My seminary alma mater, Concordia Theological Seminary, Fort Wayne, Indiana, publishes a quarterly magazine called For the Life of the World. In its January 2007 issue, the magazine contains articles that address how the search for meaning in North America has resulted in an infiltration of Eastern religious forms and practices into Christian churches, Zen Buddhism in particular. Also noted is the increasing interest in the occult and New Age, even among Christians. Any of these religious practices, or anything that contains any semblance of seeking "the God within" seemed to be grouped under the label of "Neo-Pagan" or "post-modern". Of course, things are easier to handle and criticize when labeled. As very typical of this theological institution, and I say this affectionately, the answer to these challenges (or any challenge, for that matter) is doctrine and more doctrine.

What the articles fail to examine are fundamental questions: Why is there so much meaninglessness in our society? Why is there such a thing as "post-modernism"? What have been the cultural tides that have brought us to where we are today? All they seem to say is, "Houston, we have a problem, and here's how to fix it." Usually the "fix" that is offered is a retreat to moderism and Enlightenment paradigms: Us vs. Them, Good vs. Evil, Orthodoxy vs. Heterodoxy, Conservative vs. Liberal, etc.
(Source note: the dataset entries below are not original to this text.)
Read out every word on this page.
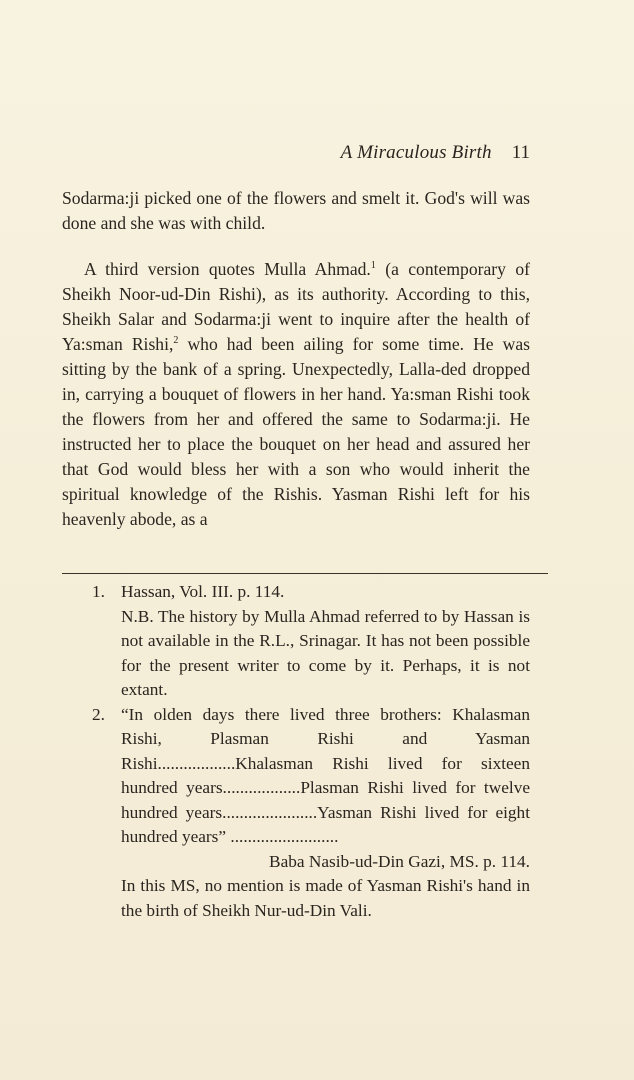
A Miraculous Birth 11

Sodarma:ji picked one of the flowers and smelt it. God's will was done and she was with child.

A third version quotes Mulla Ahmad.$^1$ (a contemporary of Sheikh Noor-ud-Din Rishi), as its authority. According to this, Sheikh Salar and Sodarma:ji went to inquire after the health of Ya:sman Rishi,$^2$ who had been ailing for some time. He was sitting by the bank of a spring. Unexpectedly, Lalla-ded dropped in, carrying a bouquet of flowers in her hand. Ya:sman Rishi took the flowers from her and offered the same to Sodarma:ji. He instructed her to place the bouquet on her head and assured her that God would bless her with a son who would inherit the spiritual knowledge of the Rishis. Yasman Rishi left for his heavenly abode, as a

1. Hassan, Vol. III. p. 114.
N.B. The history by Mulla Ahmad referred to by Hassan is not available in the R.L., Srinagar. It has not been possible for the present writer to come by it. Perhaps, it is not extant.
2. “In olden days there lived three brothers: Khalasman Rishi, Plasman Rishi and Yasman Rishi..................Khalasman Rishi lived for sixteen hundred years..................Plasman Rishi lived for twelve hundred years......................Yasman Rishi lived for eight hundred years” .........................
Baba Nasib-ud-Din Gazi, MS. p. 114.
In this MS, no mention is made of Yasman Rishi's hand in the birth of Sheikh Nur-ud-Din Vali.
The articles correctly point out that the Gospel of Christ Jesus comes to us externally, or from without, and touches and grasps the heart. God finds us, and never vice versa, and resides by His Spirit in the deep recesses of our hearts. But the problem is that many people have lost their hearts, hence the loss of meaning. What seems to us as the search for God (which is what it's usually called) is really the search for one's own heart. That's why so many people complain of intellectual assent to church dogma accompanied by trouble making the connection with the heart. Christ is already there through the Means of Grace, but there is no map to "there".

Can the church find ways to facilitate people's search for their hearts and allow them to explore very innate aspects of their being? I sure hope so, because if we do that then people will begin to bear fruit unto Christ not because they have to, or even because they get to, but because they want to!

That is why I encourage people to stop trying to be religious (taboo to the modernist), and even stop trying to be spiritual (taboo to the post-modernist), but be honest instead (something that could be done by the modernist and the post-modernist).

3 comments:

Chris Ledgerwood said...

Amen!

Kevin Beck said...

Hi Doug,
Great stuff, bro. You always nail it.

I met a LCMS pastor from Seattle this week. Very interesting lady. I'll give you some details later.

Blessings

Doug Hoag said...

Thanks! We can't keep going back to the 16th century for the bulk of our theology.

Seattle-- If she's a pastor she couldn't be LCMS because we don't allow female clergy. Sorry dude, but she could be ELCA. With all of these abbreviations it's a wonder that we can be identified at all!